There are essentially three graph implementations, listed below
- Adjacency Matrix: An adjacency matrix is a two-dimensional array where each cell (i, j) represents whether there is an edge between node i and node j. If the graph is weighted, the cell can store the weight of the edge. The value in the cell can be a boolean (for unweighted graphs) or a number (for weighted graphs).
Advantages:
- Constant-time O(1) access to check if an edge exists between two nodes.
- Efficient for dense graphs (graphs with many edges).
- Suitable for graphs with a fixed number of nodes.
Disadvantages:
- Consumes more space for sparse graphs (graphs with few edges).
- Adding or removing nodes requires resizing the matrix, which can be costly.
- Adjacency List: An adjacency list is a data structure where each node is associated with a list (or array) of its neighboring nodes. For a weighted graph, each element in the list can store the weight of the edge.
Advantages:
- Memory-efficient for sparse graphs.
- Efficient for graph algorithms that involve traversing neighbors.
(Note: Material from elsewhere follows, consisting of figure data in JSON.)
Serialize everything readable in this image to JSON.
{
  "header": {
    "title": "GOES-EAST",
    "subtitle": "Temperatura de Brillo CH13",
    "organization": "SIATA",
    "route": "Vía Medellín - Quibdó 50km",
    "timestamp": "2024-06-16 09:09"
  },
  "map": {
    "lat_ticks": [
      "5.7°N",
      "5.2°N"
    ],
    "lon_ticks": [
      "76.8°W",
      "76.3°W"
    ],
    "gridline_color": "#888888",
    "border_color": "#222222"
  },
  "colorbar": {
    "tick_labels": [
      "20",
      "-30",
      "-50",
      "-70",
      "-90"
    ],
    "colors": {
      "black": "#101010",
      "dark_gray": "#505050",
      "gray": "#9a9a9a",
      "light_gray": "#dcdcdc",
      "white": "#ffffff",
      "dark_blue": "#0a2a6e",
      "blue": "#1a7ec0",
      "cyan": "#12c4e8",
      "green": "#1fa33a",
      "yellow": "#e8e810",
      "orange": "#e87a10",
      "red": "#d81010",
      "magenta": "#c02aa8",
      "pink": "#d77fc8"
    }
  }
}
- Adding or removing nodes/edges is more efficient than with an adjacency matrix.
Disadvantages:
- Slower edge existence check (requires traversing the adjacency list).
- May consume more memory for dense graphs.
- Array of Edges (Edge List): An array of edges represents the graph as an array where each element represents an edge. Each edge is defined by its two endpoints (nodes) and possibly a weight.
Advantages:
- Minimal memory overhead.
- Simple structure, suitable for basic graph representations.
- Good for storing just the essential information about the graph.
Disadvantages:
- Edge existence check can be inefficient if the array is not sorted or indexed.
- Traversing neighbors may require additional data structures.